Furthermore, consider the situation facing single parents, who now constitute 13 percent of all undergraduates and one-third of all low-income undergraduates.  If a single mother is working at a low-wage job, she may qualify for assistance from Temporary Aid to Needy Families, the Supplemental Nutrition Assistance Program, and/or Section 8 housing. If instead she is pursuing a college degree and thus cannot keep up those work hours, she is often rendered ineligible for that assistance, increasing the living costs that she must cover on a monthly basis, while decreasing the sources from which she might obtain support.
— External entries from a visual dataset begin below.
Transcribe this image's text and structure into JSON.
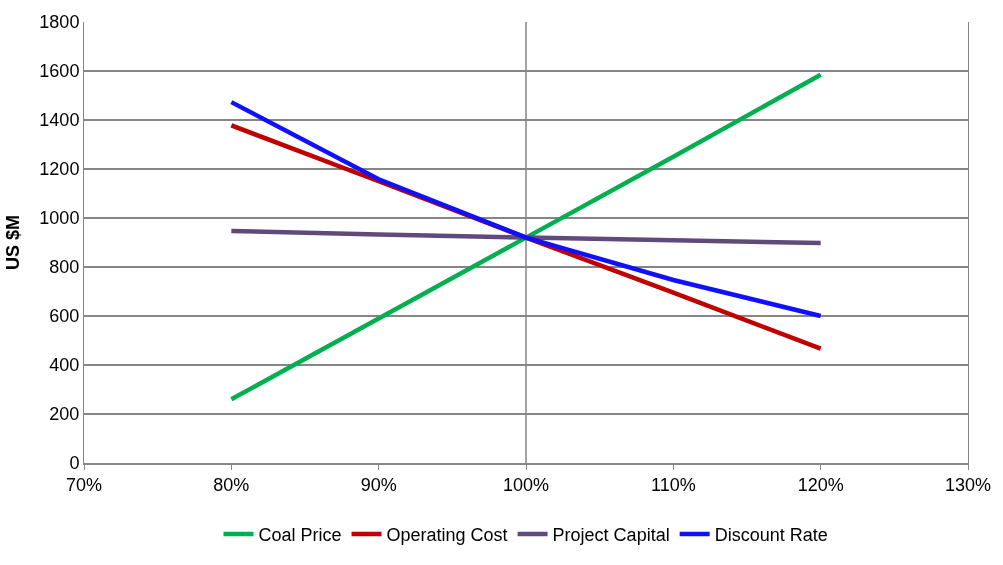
{
  "chart_data": {
    "type": "line",
    "ylabel": "US $M",
    "x": [
      80,
      90,
      100,
      110,
      120
    ],
    "series": [
      {
        "name": "Coal Price",
        "color": "#00b050",
        "values": [
          260,
          590,
          920,
          1250,
          1585
        ]
      },
      {
        "name": "Operating Cost",
        "color": "#c00000",
        "values": [
          1378,
          1150,
          920,
          695,
          467
        ]
      },
      {
        "name": "Project Capital",
        "color": "#604a7b",
        "values": [
          947,
          933,
          920,
          909,
          898
        ]
      },
      {
        "name": "Discount Rate",
        "color": "#1010ff",
        "values": [
          1473,
          1158,
          920,
          747,
          600
        ]
      }
    ],
    "xlim": [
      70,
      130
    ],
    "xticks": [
      {
        "value": 70,
        "label": "70%"
      },
      {
        "value": 80,
        "label": "80%"
      },
      {
        "value": 90,
        "label": "90%"
      },
      {
        "value": 100,
        "label": "100%"
      },
      {
        "value": 110,
        "label": "110%"
      },
      {
        "value": 120,
        "label": "120%"
      },
      {
        "value": 130,
        "label": "130%"
      }
    ],
    "ylim": [
      0,
      1800
    ],
    "yticks": [
      0,
      200,
      400,
      600,
      800,
      1000,
      1200,
      1400,
      1600,
      1800
    ],
    "ref_lines": [
      {
        "axis": "x",
        "value": 100,
        "color": "#868686"
      }
    ],
    "grid": "y",
    "legend": "bottom",
    "marker": "none",
    "line_style": "solid"
  }
}
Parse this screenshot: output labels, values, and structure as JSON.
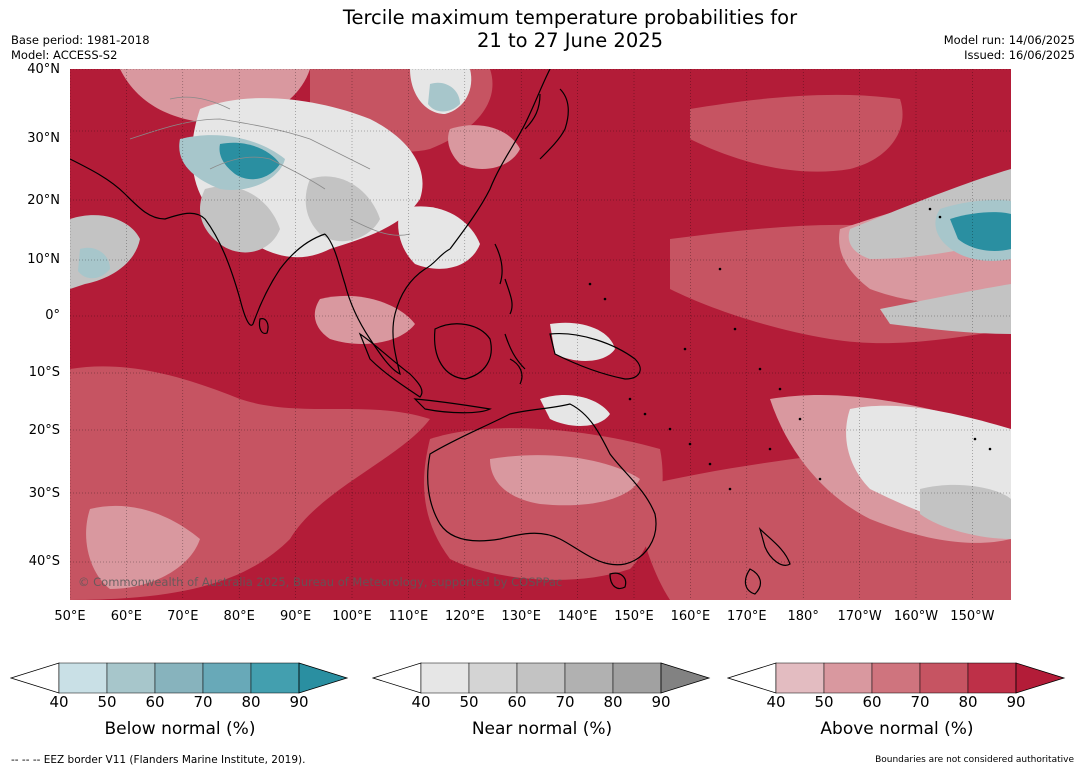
{
  "title_line1": "Tercile maximum temperature probabilities for",
  "title_line2": "21 to 27 June 2025",
  "base_period": "Base period: 1981-2018",
  "model": "Model: ACCESS-S2",
  "model_run": "Model run: 14/06/2025",
  "issued": "Issued: 16/06/2025",
  "credit": "© Commonwealth of Australia 2025, Bureau of Meteorology, supported by COSPPac",
  "lat_labels": [
    "40°N",
    "30°N",
    "20°N",
    "10°N",
    "0°",
    "10°S",
    "20°S",
    "30°S",
    "40°S"
  ],
  "lon_labels": [
    "50°E",
    "60°E",
    "70°E",
    "80°E",
    "90°E",
    "100°E",
    "110°E",
    "120°E",
    "130°E",
    "140°E",
    "150°E",
    "160°E",
    "170°E",
    "180°",
    "170°W",
    "160°W",
    "150°W"
  ],
  "legends": [
    {
      "label": "Below normal (%)",
      "ticks": [
        "40",
        "50",
        "60",
        "70",
        "80",
        "90"
      ],
      "colors": [
        "#c9e0e6",
        "#a7c6cb",
        "#87b3bd",
        "#68a9b8",
        "#439faf",
        "#2a8fa1"
      ]
    },
    {
      "label": "Near normal (%)",
      "ticks": [
        "40",
        "50",
        "60",
        "70",
        "80",
        "90"
      ],
      "colors": [
        "#e6e6e6",
        "#d4d4d4",
        "#c3c3c3",
        "#b1b1b1",
        "#a1a1a1",
        "#828282"
      ]
    },
    {
      "label": "Above normal (%)",
      "ticks": [
        "40",
        "50",
        "60",
        "70",
        "80",
        "90"
      ],
      "colors": [
        "#e3bcc1",
        "#d9989f",
        "#cf747e",
        "#c65462",
        "#be3048",
        "#b31c38"
      ]
    }
  ],
  "map_colors": {
    "above_dark": "#b31c38",
    "above_mid": "#c65462",
    "above_light": "#d9989f",
    "near_light": "#e6e6e6",
    "near_mid": "#c3c3c3",
    "near_dark": "#a1a1a1",
    "below_light": "#a7c6cb",
    "below_dark": "#2a8fa1",
    "coast": "#000000"
  },
  "footer_left": "--  --  -- EEZ border V11 (Flanders Marine Institute, 2019).",
  "footer_right": "Boundaries are not considered authoritative"
}
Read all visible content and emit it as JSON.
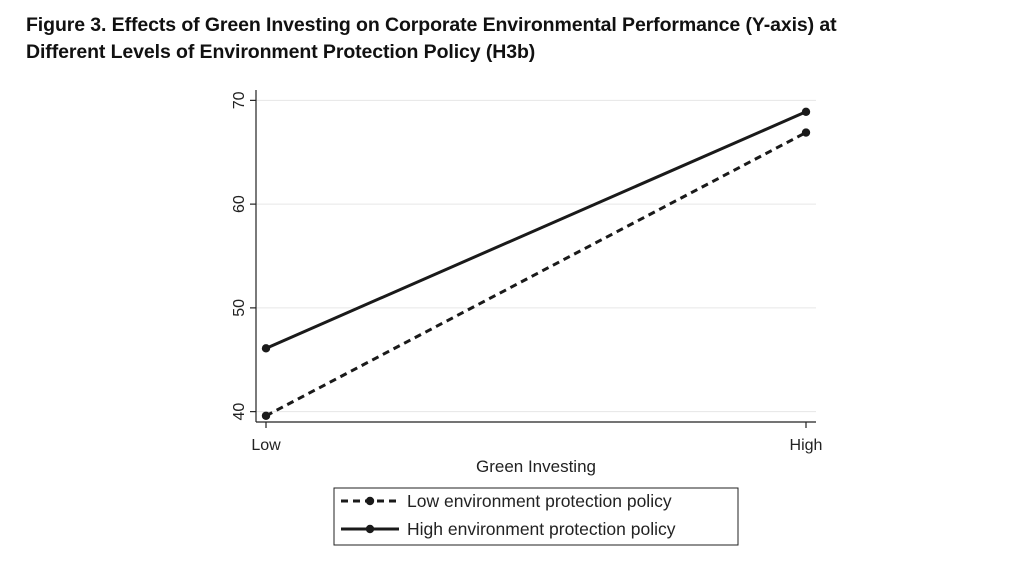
{
  "figure": {
    "title_line1": "Figure 3.  Effects of Green Investing on Corporate Environmental Performance (Y-axis) at",
    "title_line2": "Different Levels of Environment Protection Policy (H3b)"
  },
  "chart_data": {
    "type": "line",
    "categories": [
      "Low",
      "High"
    ],
    "xlabel": "Green Investing",
    "ylabel": "",
    "ylim": [
      39,
      71
    ],
    "yticks": [
      40,
      50,
      60,
      70
    ],
    "grid": true,
    "legend_position": "bottom-center",
    "series": [
      {
        "name": "Low environment protection policy",
        "values": [
          39.6,
          66.9
        ],
        "style": "dashed",
        "color": "#1a1a1a"
      },
      {
        "name": "High environment protection policy",
        "values": [
          46.1,
          68.9
        ],
        "style": "solid",
        "color": "#1a1a1a"
      }
    ]
  }
}
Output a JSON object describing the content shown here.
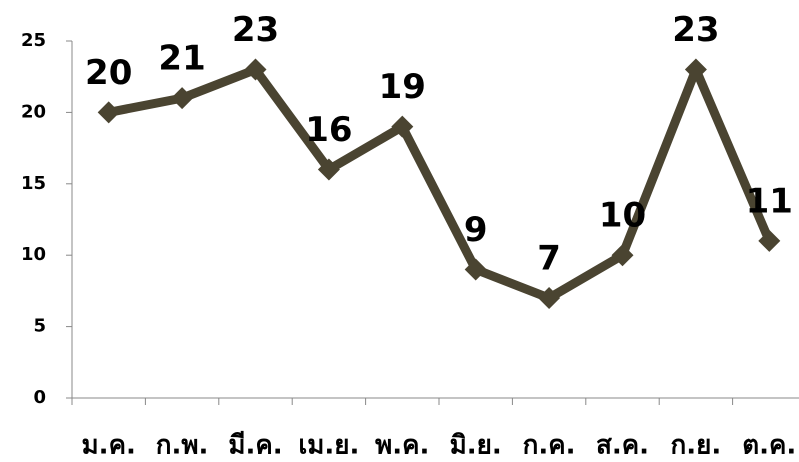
{
  "chart_data": {
    "type": "line",
    "categories": [
      "ม.ค.",
      "ก.พ.",
      "มี.ค.",
      "เม.ย.",
      "พ.ค.",
      "มิ.ย.",
      "ก.ค.",
      "ส.ค.",
      "ก.ย.",
      "ต.ค."
    ],
    "values": [
      20,
      21,
      23,
      16,
      19,
      9,
      7,
      10,
      23,
      11
    ],
    "color": "#4a4431",
    "ylim": [
      0,
      25
    ],
    "yticks": [
      0,
      5,
      10,
      15,
      20,
      25
    ],
    "grid": false
  }
}
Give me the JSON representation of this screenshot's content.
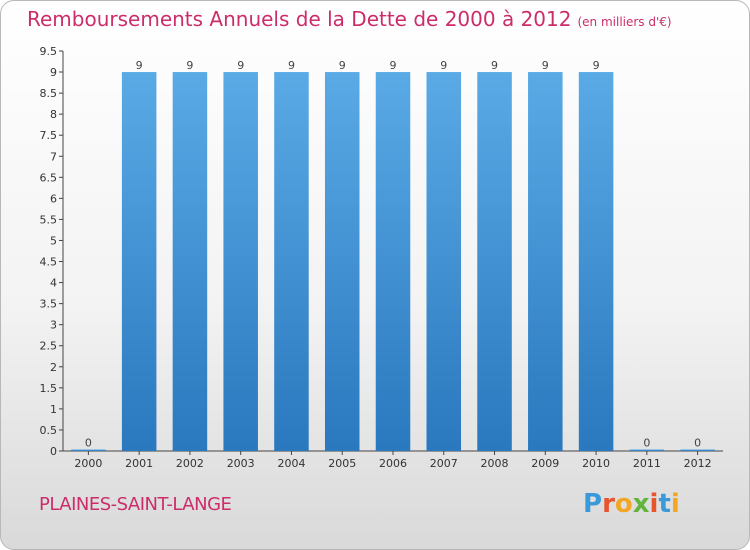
{
  "header": {
    "title": "Remboursements Annuels de la Dette de 2000 à 2012",
    "unit": "(en milliers d'€)"
  },
  "footer": {
    "city": "PLAINES-SAINT-LANGE",
    "logo_letters": [
      "P",
      "r",
      "o",
      "x",
      "i",
      "t",
      "i"
    ],
    "logo_colors": [
      "#3a9ad9",
      "#e8542b",
      "#f2a623",
      "#63b43d",
      "#e8542b",
      "#3a9ad9",
      "#f2a623"
    ]
  },
  "chart_data": {
    "type": "bar",
    "title": "Remboursements Annuels de la Dette de 2000 à 2012",
    "categories": [
      "2000",
      "2001",
      "2002",
      "2003",
      "2004",
      "2005",
      "2006",
      "2007",
      "2008",
      "2009",
      "2010",
      "2011",
      "2012"
    ],
    "values": [
      0,
      9,
      9,
      9,
      9,
      9,
      9,
      9,
      9,
      9,
      9,
      0,
      0
    ],
    "data_labels": [
      "0",
      "9",
      "9",
      "9",
      "9",
      "9",
      "9",
      "9",
      "9",
      "9",
      "9",
      "0",
      "0"
    ],
    "y_ticks": [
      "0",
      "0.5",
      "1",
      "1.5",
      "2",
      "2.5",
      "3",
      "3.5",
      "4",
      "4.5",
      "5",
      "5.5",
      "6",
      "6.5",
      "7",
      "7.5",
      "8",
      "8.5",
      "9",
      "9.5"
    ],
    "ylim": [
      0,
      9.5
    ],
    "grid": false,
    "bar_color": "#3a8fd4",
    "bar_color_light": "#5aaae6"
  }
}
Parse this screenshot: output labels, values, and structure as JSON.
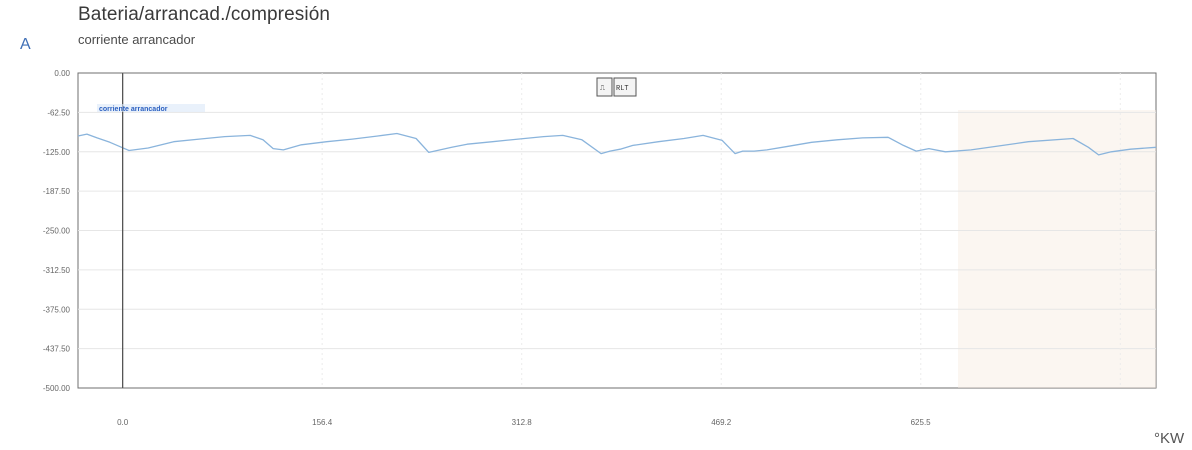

If juggling work and college, she must also obtain childcare at non-traditional hours, and incur additional transportation costs. The ways that she can obtain living expenses for her and her children are narrowed by going to school, which may in time render college unaffordable. Clearly there are marginal living expense costs arising from attending college that are not observed in administrative data sets or systematically collected in surveys. Since they are not observed, they are often simply assumed to be zero, helping to make college appear more affordable.

A sizable fraction of the growth in student loans is undoubtedly coming from their need to live while attending college, and those costs would not be incurred in the same way or need to be covered with the same approaches if students were not in school.  Policymakers may want to avoid this, and schools may want to downplay it, but the fact that millions of students are facing the same challenges tells us something important: these are not personal troubles of individuals, they are public issues that must be addressed with public policy.   In an era of scarce resources, I argue that the best way to address such concerns is with a focused effort to ensure that there is an affordable high-quality public option available to everyone.  We can reduce borrowing by lowering tuition and fees substantially in the public sector, where the vast majority of borrowers are enrolled. We can further take steps to make college enrollment pay by expanding the federal work-study program, indexing it to living wages rather than the appalling low minimum wage, and reinstating the ability of students to live with their families while in college without losing critical social benefits. Finally, we can invest in tax preparation and benefits access programs on college campuses, which can help students obtain resources such as the Earned Income Tax Credit, so that they have the option to borrow less.

Higher Ed Not Debt is a serious effort to help today’s students and yesterday’s borrowers learn that the solution to their shared troubles  is not to struggle individually, but to join forces with those who share their experiences.  Let’s hope its leaders can change this destructive narrative.